The intention of this research project is to identify and discover the advantages and limitations of ad-hoc topic maps for enhanced browsing of social media data. In the first phase of the research project, we will focus on completing and releasing the current proof-of-concept system for public use (till the end of July 2014). The proof-of-concept system is built on top of publicly available data from Twitter. Then, twitter users can perform browsing and searching on top of general public stream as well as on top of their own personal stream of data. Non-Twitter users will be able to explore the public general stream. Untill the end of September 2014, we plan to perform the user evaluation of the system which will consist of a comparison of user browsing behaviour when (not) exploiting the ad-hoc topic map i.e., A/B testing. Further, we will analyze search patterns of users and their needs which will enable better understanding of arising challenges of ad-hoc topic maps and user needs when using such retrieval interfaces. The findings from these user evaluation will be published at ICWE2015. Based on the user feedback and interactions with the system, we will focus on further enhancements such as diversification, clustering of redundant topics or personalized generation of topic maps. The exact direction of further research will be decided according to the most acute needs of the system users.

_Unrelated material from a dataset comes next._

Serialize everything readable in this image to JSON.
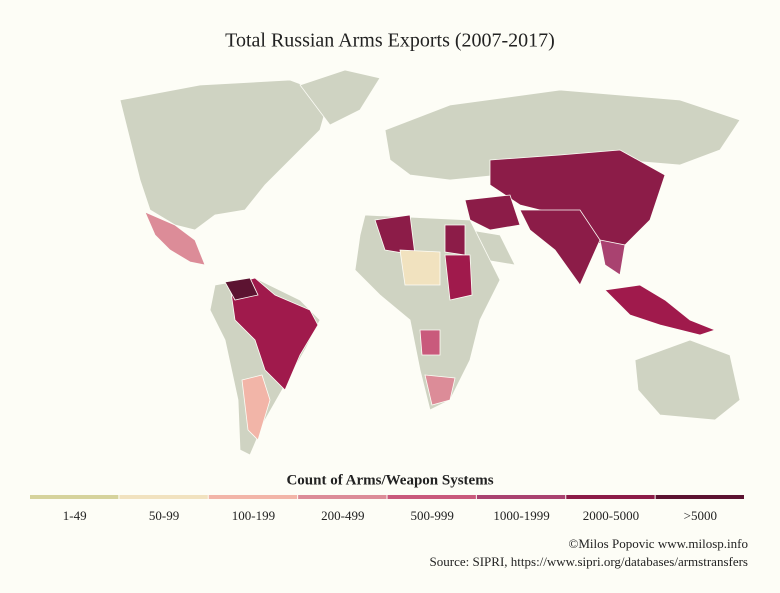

If successful, this project would open up a new paradigm of information interaction and lead to a useful tool for many users to interact with social media data. The developed system is based on open source technologies and the source code will be publicly available for researchers and other public. The findings from the research project will be transferred into research publications (ICWE2015 + other information retrieval conferences), public presentations and the developed system might serve as an open source platform for other researchers.

The following screenshot of the system demonstrates the contributions of an ad-hoc topic map. The topic map generated for the initial query: russia gas war and the ad-hoc query gazprom enables an exploration of the topic from the perspective of this Russian gas extracting company Gazprom. This ad-hoc dimension enables a novel way of users browsing and exploring social media data. The system allows users freely to explore social media data topic space through ad-hoc queries with predefined dimensions. In the presented example, it is clear that topics like fuelfreebies, naftogaz, energysecurity, eu2030, russianspring, gazprommt, eess are relevant and could be further explored by the user. If the user would switch a dimension metric to recency, the most recent related topics would be suggested such as austria, southstream, baltics.

A screenshot of the ad-hoc topic map prototype search on Twitter.

An example of query russia gas war with generated topic map where the second dimension corresponds to gazprom.
Terms like: fuelfreebies, naftogaz, energysecurity, eu2030, russianspring, gazprommt, eess etc. might be used to further browse and explore the topic.
Presented hashtags in this example are ordered by relevance with respect to the main query and ad-hoc dimension query.